I’m going to cheat and pick three in English – Riddley Walker, Strandloper and The Sirens of Titan – and three in French – Colline, Un de Baumugnes and Regain. I am legendarily bad at explaining why I like anything, so I’ll leave it at that.
What book made you want to become a writer?
When I was about three or four, around the time my mum was pregnant with the third of my sisters, I guess, we started getting the Story Teller. It was a fortnightly magazine with a cassette tape of people reading the stories in it, which were a mix of different things, children’s classics, modern stuff, poetry, all illustrated. The magazines slotted into a red binder that I remember as being sharp-edged and enormous and incredibly heavy.

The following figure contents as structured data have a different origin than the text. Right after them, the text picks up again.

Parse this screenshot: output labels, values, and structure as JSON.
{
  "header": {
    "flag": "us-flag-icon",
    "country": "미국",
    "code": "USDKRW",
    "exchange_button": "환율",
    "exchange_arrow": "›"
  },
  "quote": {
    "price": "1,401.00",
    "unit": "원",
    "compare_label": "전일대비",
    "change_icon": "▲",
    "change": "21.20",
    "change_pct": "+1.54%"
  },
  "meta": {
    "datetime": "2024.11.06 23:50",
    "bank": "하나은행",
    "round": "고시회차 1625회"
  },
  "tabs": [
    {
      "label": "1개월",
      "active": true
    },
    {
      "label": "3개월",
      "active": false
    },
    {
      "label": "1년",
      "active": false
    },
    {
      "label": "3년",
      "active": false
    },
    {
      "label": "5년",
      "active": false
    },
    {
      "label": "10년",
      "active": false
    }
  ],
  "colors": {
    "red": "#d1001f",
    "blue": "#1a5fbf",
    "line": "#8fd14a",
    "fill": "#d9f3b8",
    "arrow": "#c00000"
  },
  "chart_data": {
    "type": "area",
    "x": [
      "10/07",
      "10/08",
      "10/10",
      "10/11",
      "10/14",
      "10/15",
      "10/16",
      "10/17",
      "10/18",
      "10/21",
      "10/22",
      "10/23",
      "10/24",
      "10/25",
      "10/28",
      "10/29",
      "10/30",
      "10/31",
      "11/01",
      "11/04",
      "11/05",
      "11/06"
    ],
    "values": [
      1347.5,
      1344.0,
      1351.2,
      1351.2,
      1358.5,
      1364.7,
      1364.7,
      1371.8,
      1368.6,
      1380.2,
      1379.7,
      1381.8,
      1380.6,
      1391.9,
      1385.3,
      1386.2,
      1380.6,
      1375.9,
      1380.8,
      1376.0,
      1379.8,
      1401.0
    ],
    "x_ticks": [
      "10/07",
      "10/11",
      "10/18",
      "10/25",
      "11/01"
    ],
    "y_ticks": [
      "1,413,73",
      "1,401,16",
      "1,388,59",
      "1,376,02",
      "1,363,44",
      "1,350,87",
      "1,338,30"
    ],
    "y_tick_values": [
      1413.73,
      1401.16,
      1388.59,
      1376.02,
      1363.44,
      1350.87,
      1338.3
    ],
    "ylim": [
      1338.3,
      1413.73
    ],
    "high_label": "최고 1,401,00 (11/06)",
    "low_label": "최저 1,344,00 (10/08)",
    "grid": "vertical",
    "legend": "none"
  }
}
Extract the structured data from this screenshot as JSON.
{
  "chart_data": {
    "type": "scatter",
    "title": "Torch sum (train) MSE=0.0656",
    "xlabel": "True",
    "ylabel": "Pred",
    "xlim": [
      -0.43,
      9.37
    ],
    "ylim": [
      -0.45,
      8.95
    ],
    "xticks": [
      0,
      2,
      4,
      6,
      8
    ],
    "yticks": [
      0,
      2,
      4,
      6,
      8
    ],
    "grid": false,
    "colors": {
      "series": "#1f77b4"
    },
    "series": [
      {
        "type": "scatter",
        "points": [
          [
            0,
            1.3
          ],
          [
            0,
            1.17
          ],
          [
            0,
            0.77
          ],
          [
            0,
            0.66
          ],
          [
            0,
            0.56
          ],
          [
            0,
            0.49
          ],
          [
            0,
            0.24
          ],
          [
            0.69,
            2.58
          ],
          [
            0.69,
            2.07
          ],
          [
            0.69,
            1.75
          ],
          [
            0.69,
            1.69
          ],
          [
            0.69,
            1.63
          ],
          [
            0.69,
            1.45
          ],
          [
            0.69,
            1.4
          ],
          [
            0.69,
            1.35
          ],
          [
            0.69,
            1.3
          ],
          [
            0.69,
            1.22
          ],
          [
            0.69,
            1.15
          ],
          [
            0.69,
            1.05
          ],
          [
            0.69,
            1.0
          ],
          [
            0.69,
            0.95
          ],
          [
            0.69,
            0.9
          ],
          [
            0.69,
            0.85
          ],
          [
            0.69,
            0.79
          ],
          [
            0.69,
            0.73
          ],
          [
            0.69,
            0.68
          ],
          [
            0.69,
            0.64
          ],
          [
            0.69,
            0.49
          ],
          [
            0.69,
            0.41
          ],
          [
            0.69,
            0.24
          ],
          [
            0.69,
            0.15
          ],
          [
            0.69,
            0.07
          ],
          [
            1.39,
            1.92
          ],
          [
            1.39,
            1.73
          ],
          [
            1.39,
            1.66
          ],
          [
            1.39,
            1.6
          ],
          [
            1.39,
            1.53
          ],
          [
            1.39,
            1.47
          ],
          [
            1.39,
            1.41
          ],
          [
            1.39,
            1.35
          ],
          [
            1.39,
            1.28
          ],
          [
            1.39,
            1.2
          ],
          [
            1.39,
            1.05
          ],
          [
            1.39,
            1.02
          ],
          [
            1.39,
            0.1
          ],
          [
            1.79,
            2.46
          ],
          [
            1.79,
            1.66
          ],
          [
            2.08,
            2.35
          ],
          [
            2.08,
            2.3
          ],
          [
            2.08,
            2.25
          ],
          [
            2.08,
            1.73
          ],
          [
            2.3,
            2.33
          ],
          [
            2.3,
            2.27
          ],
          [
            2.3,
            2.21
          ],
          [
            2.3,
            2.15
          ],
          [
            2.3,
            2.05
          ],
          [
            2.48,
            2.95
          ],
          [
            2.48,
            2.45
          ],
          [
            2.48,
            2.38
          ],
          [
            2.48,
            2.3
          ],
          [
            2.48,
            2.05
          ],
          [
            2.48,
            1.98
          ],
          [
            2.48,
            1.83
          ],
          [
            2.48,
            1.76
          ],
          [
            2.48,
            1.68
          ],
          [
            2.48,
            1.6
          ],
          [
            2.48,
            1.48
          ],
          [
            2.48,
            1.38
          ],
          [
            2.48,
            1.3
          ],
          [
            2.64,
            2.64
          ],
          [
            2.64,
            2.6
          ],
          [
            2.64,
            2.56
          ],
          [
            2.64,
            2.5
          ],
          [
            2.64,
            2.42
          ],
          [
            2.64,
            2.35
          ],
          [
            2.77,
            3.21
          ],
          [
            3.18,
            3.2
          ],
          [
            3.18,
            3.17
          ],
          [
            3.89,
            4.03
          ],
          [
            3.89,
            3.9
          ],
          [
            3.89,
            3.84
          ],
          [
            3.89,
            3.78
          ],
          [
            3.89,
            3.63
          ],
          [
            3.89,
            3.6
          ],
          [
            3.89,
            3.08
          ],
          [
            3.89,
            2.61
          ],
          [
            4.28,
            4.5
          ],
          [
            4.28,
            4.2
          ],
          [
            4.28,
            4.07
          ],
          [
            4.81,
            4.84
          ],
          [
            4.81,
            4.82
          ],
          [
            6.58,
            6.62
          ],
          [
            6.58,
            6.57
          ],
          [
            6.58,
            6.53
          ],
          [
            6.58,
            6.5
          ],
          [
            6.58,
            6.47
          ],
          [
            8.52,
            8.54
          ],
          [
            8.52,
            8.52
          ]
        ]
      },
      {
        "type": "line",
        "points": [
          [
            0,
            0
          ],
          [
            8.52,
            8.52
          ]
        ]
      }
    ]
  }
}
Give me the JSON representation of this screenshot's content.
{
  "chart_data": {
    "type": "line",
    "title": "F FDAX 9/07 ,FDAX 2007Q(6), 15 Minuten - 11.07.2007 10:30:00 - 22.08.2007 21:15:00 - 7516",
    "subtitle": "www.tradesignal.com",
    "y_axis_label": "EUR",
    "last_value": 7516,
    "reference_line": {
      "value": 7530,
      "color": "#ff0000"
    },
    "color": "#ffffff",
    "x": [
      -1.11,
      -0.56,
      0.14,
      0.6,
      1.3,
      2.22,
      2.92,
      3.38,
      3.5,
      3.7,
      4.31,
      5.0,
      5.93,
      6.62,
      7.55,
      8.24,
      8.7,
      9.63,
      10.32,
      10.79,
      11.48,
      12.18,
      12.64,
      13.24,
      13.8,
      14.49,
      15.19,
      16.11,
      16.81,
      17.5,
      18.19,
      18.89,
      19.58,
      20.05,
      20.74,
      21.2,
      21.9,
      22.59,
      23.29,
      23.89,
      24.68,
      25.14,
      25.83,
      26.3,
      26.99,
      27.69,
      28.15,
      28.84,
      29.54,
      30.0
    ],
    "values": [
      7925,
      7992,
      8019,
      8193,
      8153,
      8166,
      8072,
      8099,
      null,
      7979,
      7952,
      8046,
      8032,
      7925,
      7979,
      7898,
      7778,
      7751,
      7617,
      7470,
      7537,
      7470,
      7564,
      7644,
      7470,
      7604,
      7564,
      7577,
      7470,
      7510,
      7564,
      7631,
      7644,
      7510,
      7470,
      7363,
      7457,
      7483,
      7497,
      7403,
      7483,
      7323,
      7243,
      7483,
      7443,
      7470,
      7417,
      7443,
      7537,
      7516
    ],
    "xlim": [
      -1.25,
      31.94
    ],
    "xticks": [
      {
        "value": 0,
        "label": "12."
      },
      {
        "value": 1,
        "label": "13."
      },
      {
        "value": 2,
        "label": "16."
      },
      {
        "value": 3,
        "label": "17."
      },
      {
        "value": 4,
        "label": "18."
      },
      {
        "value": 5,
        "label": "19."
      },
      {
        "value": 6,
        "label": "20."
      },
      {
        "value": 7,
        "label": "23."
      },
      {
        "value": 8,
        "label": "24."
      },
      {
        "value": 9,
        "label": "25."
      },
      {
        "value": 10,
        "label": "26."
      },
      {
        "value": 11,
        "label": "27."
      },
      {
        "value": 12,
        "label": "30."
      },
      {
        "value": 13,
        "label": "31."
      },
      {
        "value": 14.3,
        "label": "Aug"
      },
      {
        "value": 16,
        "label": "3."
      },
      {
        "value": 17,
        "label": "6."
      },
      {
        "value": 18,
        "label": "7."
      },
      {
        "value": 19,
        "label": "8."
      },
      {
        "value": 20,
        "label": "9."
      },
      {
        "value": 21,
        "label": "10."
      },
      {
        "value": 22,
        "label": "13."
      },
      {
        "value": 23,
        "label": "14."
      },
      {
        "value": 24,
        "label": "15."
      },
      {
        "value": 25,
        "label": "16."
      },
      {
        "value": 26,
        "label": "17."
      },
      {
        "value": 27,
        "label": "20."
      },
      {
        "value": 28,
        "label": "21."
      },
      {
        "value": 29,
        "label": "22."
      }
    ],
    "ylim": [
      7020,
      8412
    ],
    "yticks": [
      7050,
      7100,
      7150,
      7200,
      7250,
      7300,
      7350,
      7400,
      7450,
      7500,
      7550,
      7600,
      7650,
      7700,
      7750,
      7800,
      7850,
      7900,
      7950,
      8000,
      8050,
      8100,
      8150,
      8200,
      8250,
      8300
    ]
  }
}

My mother said once that she sometimes felt guilty because she’d be rushing around after babies and then she’d turn around and I’d be sitting there by the stereo, headphones on, still listening after an hour or more, but I loved it. The tapes and the binder disappeared in one of our many house moves, but they’re embedded. Sometimes I’m in a lift and there’s a ping when the doors close that’s exactly the same pitch as the one Story Teller used to play when it was time to turn the page, and it throws me all the way back immediately.
What’s one book you would add to the school curriculum?
Well, everyone would hate me for it because it’s a doorstop, but The Dawn of Everything by David Graeber and David Wengrow.
What’s the best book you’ve read so far this year?
Otherlands by Thomas Halliday – it’s about paleoecology (using the fossil record to study the ecosystems of the past). It’s awesome.
What’s some advice you’ve got for other aspiring writers?
Do your homework and have the gods on your side. You need to be in the right place at the right time. You need the right person to encourage you. You need the right person to remember you. You need the right person to forget you. You need to say the right thing, do the right thing, at the right moment. You need this to happen without your knowing, in fact while knowing that you will never know, which small acts over the course of your entire lifetime will add up to this being the universe in which you actually write the book and other people read it, and not one of the infinite others in which neither of these things ever happen. So be lucky.
Lastly, what do the acts of reading and writing mean to you?
There’s a character in a Nabokov short story who’s described as wanting to tear a hole in the world and climb out. Reading and writing both allow me to do that.
Water in the Desert, Fire in the Night by Gethan Dick (Tramp Press, €16.99) is on sale now.